A note on Texasville and the McMurtry family. Larry McMurtry is a writer who won the Pulitzer Prize for Lonesome Dove, and many of his books have become hit movies. He has retired to his hometown of Archer City, Texas, and pretty much turned the whole town into one big bookstore. Peter Bogdanovich filmed two movies based on McMurty novels in Archer City, The Last Picture Show and Texasville, both of which give you a pretty clear picture of the kind of town it is. My mother grew up in an even smaller town called Windthorst just a few miles away. The McMurtry's had a ranch right next to my uncle's dairy farm, and one of my cousins apparently had a crush on Larry's sister. However, Protestants never had much to do with the German-Catholics, and that was all there was to our families acquaintance. However, ever since the filming of Texasville in 1988, and Larry's retirement, he has hosted a musical showcase for singer-songwriters in the building next door to the burned out Picture Show, where Sam the Lion used to run his pool hall. My mother has been volunteering to work this monthly showcase, known as the Late Night Lazy Boy Supper Club. Along with updating me on what the family in Texas is doing, Mom calls to tell me that Larry did this, and Larry did that, and gives us something else to talk about when there is no more gossip about our family. A few years ago I located an account of the County Commission race my great-grandfather, Lukas Zihlman, won in 1902, and noticed that one of his opponents was a McMurtry. Whenever I worry that my mother is needlessly pestering the McMurtry's out of misplaced celebrity worship, I think of Lukas and my poor Scheffe cousin and think that it feels right somehow that these links, indirect as they are, should be continued.
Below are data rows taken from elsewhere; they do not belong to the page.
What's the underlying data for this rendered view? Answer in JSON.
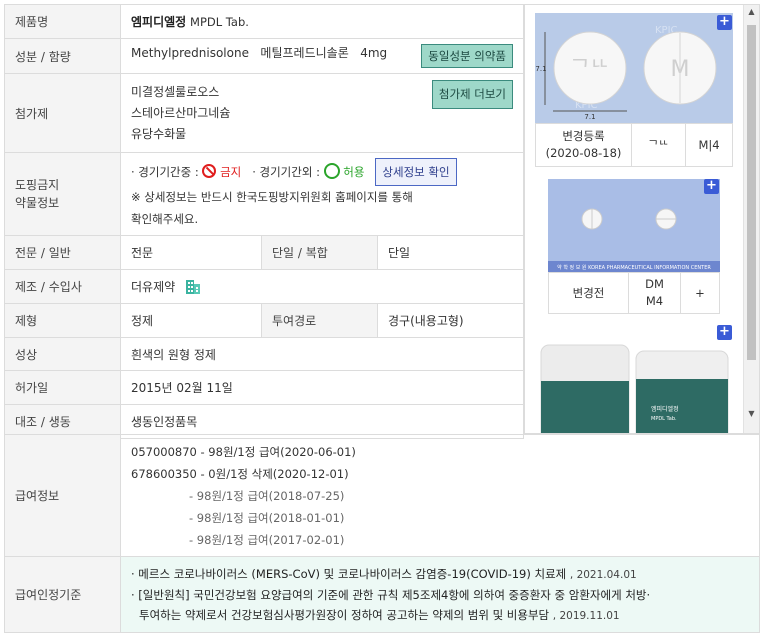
{
  "rows": {
    "product": {
      "label": "제품명",
      "name": "엠피디엘정",
      "en": "MPDL Tab."
    },
    "ingredient": {
      "label": "성분 / 함량",
      "en": "Methylprednisolone",
      "ko": "메틸프레드니솔론",
      "amount": "4mg",
      "button": "동일성분 의약품"
    },
    "excipient": {
      "label": "첨가제",
      "items": [
        "미결정셀룰로오스",
        "스테아르산마그네슘",
        "유당수화물"
      ],
      "button": "첨가제 더보기"
    },
    "doping": {
      "label1": "도핑금지",
      "label2": "약물정보",
      "in_comp": "· 경기기간중 :",
      "ban": "금지",
      "out_comp": "· 경기기간외 :",
      "allow": "허용",
      "button": "상세정보 확인",
      "note1": "※ 상세정보는 반드시 한국도핑방지위원회 홈페이지를 통해",
      "note2": "확인해주세요."
    },
    "type": {
      "label": "전문 / 일반",
      "value": "전문",
      "label2": "단일 / 복합",
      "value2": "단일"
    },
    "maker": {
      "label": "제조 / 수입사",
      "value": "더유제약"
    },
    "form": {
      "label": "제형",
      "value": "정제",
      "label2": "투여경로",
      "value2": "경구(내용고형)"
    },
    "appearance": {
      "label": "성상",
      "value": "흰색의 원형 정제"
    },
    "approval": {
      "label": "허가일",
      "value": "2015년 02월 11일"
    },
    "equiv": {
      "label": "대조 / 생동",
      "value": "생동인정품목"
    }
  },
  "reimbursement": {
    "label": "급여정보",
    "lines": [
      "057000870 - 98원/1정 급여(2020-06-01)",
      "678600350 - 0원/1정 삭제(2020-12-01)"
    ],
    "history": [
      "- 98원/1정 급여(2018-07-25)",
      "- 98원/1정 급여(2018-01-01)",
      "- 98원/1정 급여(2017-02-01)"
    ]
  },
  "criteria": {
    "label": "급여인정기준",
    "item1": "· 메르스 코로나바이러스 (MERS-CoV) 및 코로나바이러스 감염증-19(COVID-19) 치료제",
    "date1": ", 2021.04.01",
    "item2a": "· [일반원칙] 국민건강보험 요양급여의 기준에 관한 규칙 제5조제4항에 의하여 중증환자 중 암환자에게 처방·",
    "item2b": "투여하는 약제로서 건강보험심사평가원장이 정하여 공고하는 약제의 범위 및 비용부담",
    "date2": ", 2019.11.01"
  },
  "images": {
    "img1": {
      "caption": "변경등록",
      "date": "(2020-08-18)",
      "mark1": "ᄀᄔ",
      "mark2": "M|4",
      "dim1": "7.1",
      "dim2": "7.1",
      "watermark": "KPIC"
    },
    "img2": {
      "caption": "변경전",
      "mark1": "DM",
      "mark2": "M4",
      "mark3": "+",
      "footer": "약 학 정 보 원   KOREA PHARMACEUTICAL INFORMATION CENTER"
    },
    "img3": {
      "label1": "엠피디엘정",
      "label2": "MPDL Tab."
    }
  },
  "plus_label": "+",
  "colors": {
    "green_tag": "#9ed8c9",
    "plus_blue": "#3a5bd6",
    "ban_red": "#e01e1e",
    "allow_green": "#2aa42a"
  }
}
I myself have only had one encounter with Larry. I was browsing his store over the Christmas holidays one year and recognized that he was working the counter that day. Mom keeps pointing him out to me, but I refused to be impressed. This time I approached him, pretending to not know who he was, and asked where he kept the local history books, hoping an interest in Archer County might provoke a conversation, but he just pointed them out and went about his business. I should not be surprised, for although Larry is a brilliant writer, history takes backseat, and sometimes a shot in the back, when it comes to his plots. I consider myself more of a historian than a writer, and though I am frequently appalled at the liberties he takes, I can read the Lonesome Dove series over and over again without getting tired of them.